En 2012, el proceso de paz desarrollado entre el Gobierno colombiano y las Farc le dio un impulso de esperanza y marcó el inicio de sus recuerdos. La mayoría de hechos que sucedieron antes de esa fecha son un vaivén de fotogramas sin orden, que sólo mantienen la continuidad del trauma debido a la explotación. Como cuando conoció a su pareja, un hombre que también era el proxeneta que la retuvo desde antes de migrar a Argentina y con el que llegó nuevamente en aquel año hasta Colombia para radicarse en Popayán.
Allí conoció a Rosana, una mujer que quiso ayudarla. Le permitió usar los conocimientos que recibió durante su paso por la academia, como la fotografía, y recibir un ingreso económico. Ya con un sueldo, Claudia se sentía una mujer poderosa, capaz. Así fue que diseñó un plan para negociar su libertad con el proxeneta. “Yo ya estaba vieja, yo ya estaba mal. Le hice saber que yo ya no le representaba nada y le di un dinero para que me dejara en paz. Presté esa plata y la terminé de pagar en pandemia”, cuenta.

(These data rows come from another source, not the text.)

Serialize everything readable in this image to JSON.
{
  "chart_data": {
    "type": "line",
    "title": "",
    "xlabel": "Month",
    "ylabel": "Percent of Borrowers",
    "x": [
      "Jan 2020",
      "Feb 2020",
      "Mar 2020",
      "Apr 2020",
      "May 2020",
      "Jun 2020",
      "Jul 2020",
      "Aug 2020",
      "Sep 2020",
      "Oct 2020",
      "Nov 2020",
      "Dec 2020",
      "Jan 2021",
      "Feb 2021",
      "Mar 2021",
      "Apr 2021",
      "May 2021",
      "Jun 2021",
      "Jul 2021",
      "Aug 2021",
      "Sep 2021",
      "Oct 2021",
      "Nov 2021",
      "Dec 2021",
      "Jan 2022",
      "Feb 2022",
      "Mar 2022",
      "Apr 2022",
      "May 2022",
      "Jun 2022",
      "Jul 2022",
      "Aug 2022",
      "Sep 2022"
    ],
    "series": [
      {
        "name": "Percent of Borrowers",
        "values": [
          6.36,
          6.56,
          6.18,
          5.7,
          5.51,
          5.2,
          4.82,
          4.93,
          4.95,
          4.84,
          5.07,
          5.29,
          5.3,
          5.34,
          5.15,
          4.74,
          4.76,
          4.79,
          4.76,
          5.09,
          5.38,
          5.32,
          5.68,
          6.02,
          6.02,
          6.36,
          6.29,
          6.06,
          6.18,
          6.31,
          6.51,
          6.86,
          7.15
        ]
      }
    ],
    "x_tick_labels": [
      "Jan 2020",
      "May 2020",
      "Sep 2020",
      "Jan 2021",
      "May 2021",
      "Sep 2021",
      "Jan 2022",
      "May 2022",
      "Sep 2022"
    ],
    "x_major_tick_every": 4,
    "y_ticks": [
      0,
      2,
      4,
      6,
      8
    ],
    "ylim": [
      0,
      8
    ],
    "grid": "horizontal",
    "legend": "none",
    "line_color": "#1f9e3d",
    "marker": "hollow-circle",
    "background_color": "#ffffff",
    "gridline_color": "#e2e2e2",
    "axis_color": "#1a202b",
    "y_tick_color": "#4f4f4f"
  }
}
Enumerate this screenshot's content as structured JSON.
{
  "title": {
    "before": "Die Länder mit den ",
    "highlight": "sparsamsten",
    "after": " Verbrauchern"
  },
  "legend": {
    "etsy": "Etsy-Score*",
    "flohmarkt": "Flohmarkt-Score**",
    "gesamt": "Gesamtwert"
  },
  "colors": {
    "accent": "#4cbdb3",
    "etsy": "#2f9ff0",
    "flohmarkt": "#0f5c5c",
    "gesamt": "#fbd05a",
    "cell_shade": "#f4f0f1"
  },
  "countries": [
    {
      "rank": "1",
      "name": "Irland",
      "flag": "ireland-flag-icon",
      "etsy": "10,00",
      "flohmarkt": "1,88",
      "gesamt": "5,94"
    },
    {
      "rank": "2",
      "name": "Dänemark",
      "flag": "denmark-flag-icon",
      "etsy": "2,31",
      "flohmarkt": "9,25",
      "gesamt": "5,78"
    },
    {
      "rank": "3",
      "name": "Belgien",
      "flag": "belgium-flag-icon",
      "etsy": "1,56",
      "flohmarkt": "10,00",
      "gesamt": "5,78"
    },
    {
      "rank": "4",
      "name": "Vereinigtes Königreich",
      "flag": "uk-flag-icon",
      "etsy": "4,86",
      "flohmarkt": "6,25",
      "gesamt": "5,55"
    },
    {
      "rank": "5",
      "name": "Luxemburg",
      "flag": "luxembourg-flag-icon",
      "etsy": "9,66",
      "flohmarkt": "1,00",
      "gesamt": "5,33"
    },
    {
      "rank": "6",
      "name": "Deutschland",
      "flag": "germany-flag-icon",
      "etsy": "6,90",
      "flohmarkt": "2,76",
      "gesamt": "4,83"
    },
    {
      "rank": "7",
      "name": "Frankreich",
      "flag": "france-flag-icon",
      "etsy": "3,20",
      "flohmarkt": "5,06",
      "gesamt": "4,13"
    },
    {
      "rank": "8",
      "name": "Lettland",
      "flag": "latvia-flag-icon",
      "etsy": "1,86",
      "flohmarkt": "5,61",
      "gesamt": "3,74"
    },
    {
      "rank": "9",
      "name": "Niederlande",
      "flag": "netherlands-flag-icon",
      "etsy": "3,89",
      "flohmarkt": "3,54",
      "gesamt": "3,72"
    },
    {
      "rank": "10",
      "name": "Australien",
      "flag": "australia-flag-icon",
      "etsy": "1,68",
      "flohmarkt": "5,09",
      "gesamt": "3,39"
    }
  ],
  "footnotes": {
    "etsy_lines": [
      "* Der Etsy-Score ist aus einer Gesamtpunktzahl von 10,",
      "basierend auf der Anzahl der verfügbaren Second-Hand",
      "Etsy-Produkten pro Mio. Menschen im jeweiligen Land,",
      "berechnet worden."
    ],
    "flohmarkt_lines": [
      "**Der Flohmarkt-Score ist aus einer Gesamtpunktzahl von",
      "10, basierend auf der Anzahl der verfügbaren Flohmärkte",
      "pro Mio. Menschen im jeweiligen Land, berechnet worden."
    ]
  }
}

Sobre su cuerpo permanecen las cicatrices del tratamiento al cáncer de cuello uterino causado por el virus del papiloma humano que sufrió como consecuencia de tantos años de explotación. Sobrevivió junto con sus hijos. “Yo empecé a salvarme a mí misma y entonces de ahí agarramos que el modelo es así: eres tú, nadie más te va a salvar. Ahí pienso que empieza mi liderazgo, cuando yo decido gobernar mi vida”, dice.
Ese liderazgo le ha traído tanto reconocimiento como amenazas. Fue elegida como la Mujer Cafam 2022, pero su voz, como activista en defensa de las mujeres requiere protección. Viaja en una camioneta blindada de la UNP que nos traslada en una noche caleña hasta el comedor de Clarita. El camino a su lado es a través de canciones. Sobreviviendo en la voz de Víctor Heredia parece un himno de su vida. Una gota de agua se desliza por el parabrisas, el dolor de Claudia sale de su centro, nos abraza, y, a veces, nos lleva al llanto.
“La explotación sexual es lo que más me rompió la vida y es lo que más veo, todavía, que me sigue rompiendo a través de lo que les pasa a las otras mujeres. Y ni puedo decir que me voy a alejar de esto y me voy a dedicar a otras cosas como tomar fotos, porque también es como que me muero”. Ahora, a sus 42 años, Claudia es una mujer que se liberó, que habla del feminismo como lo que le permitió salvarse y con el que le sigue arrebatando otras mujeres a ese pilar del patriarcado llamado prostitución.